Oui, il est question de faire sauter le quorum. Or, ce quorum nous permet de nous organiser en réseau et c'est grâce à cela que vous trouvez une pharmacie dans chaque commune de Guyane. Il y a une pharmacie à Apatou, il y en a une à Maripasoula, il y en a deux à Macouria... Si on le supprime, on risque de se retrouver avec des déserts, des zones entières sans pharmacie. Or, dans certaines communes, la pharmacie est le seul lieu de santé existant. Arnaud Montebourg, à l'origine du projet de réforme, n'est plus ministre. Son successeur, Emmanuel Macron, a déjà annoncé qu'il reverrait le projet et, visiblement, plutôt en faveur des professionnels. À ce jour, comment se positionne votre syndicat ?

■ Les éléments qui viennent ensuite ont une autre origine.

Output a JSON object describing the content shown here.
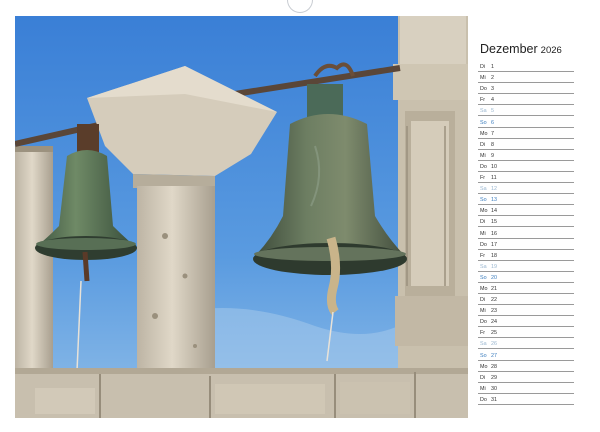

Nous sommes dans une position d'attente mais nous prévoyons de participer à la journée nationale d'action du 30 septembre. Ce jour-là, les pharmacies garderont les portes fermées mais, avec le réseau, nous assureront bien sûr un service de garde efficace. D'ici-là, nous attendons d'en savoir plus pour informer correctement nos clients. (1) Les médicaments non soumis à ordonnance ou à ordo nance non-obligatoire. 37 professions concernées
Mi-juillet, un rapport du ministère de l'Économie se penche sur 37 professions réglementées, des ambulanciers aux huissiers en passant par les pharmaciens, les serruriers ou les chauffeurs de taxi. Dans sa conclusion, il préconise des réformes devant permettre de faire baisser les tarifs de ces professionnels de 20%. Selon Arnaud Montebourg, alors ministre de l'Économie, cela doit redonner 6 milliards d'euros de pouvoir d'achat aux ménages.
Aussitôt, les professions concernées montent au créneau. Les huissiers, notamment, annoncent une journée de grève. Elle a eu lieu la semaine dernière. Mais le remaniement ministériel opéré fin août met le projet de réforme entre parenthèses. Dès sa prise de fonction, Emmanuel Macron, qui succède à Arnaud Montebourg à Bercy, annonce qu'il ne mènera pas la réforme voulue par son prédécesseur mais une réforme à minima.
Depuis, les professionnels attendent de connaître les contours de cette réforme mais ils maintiennent leur mouvement national prévu le 30 septembre.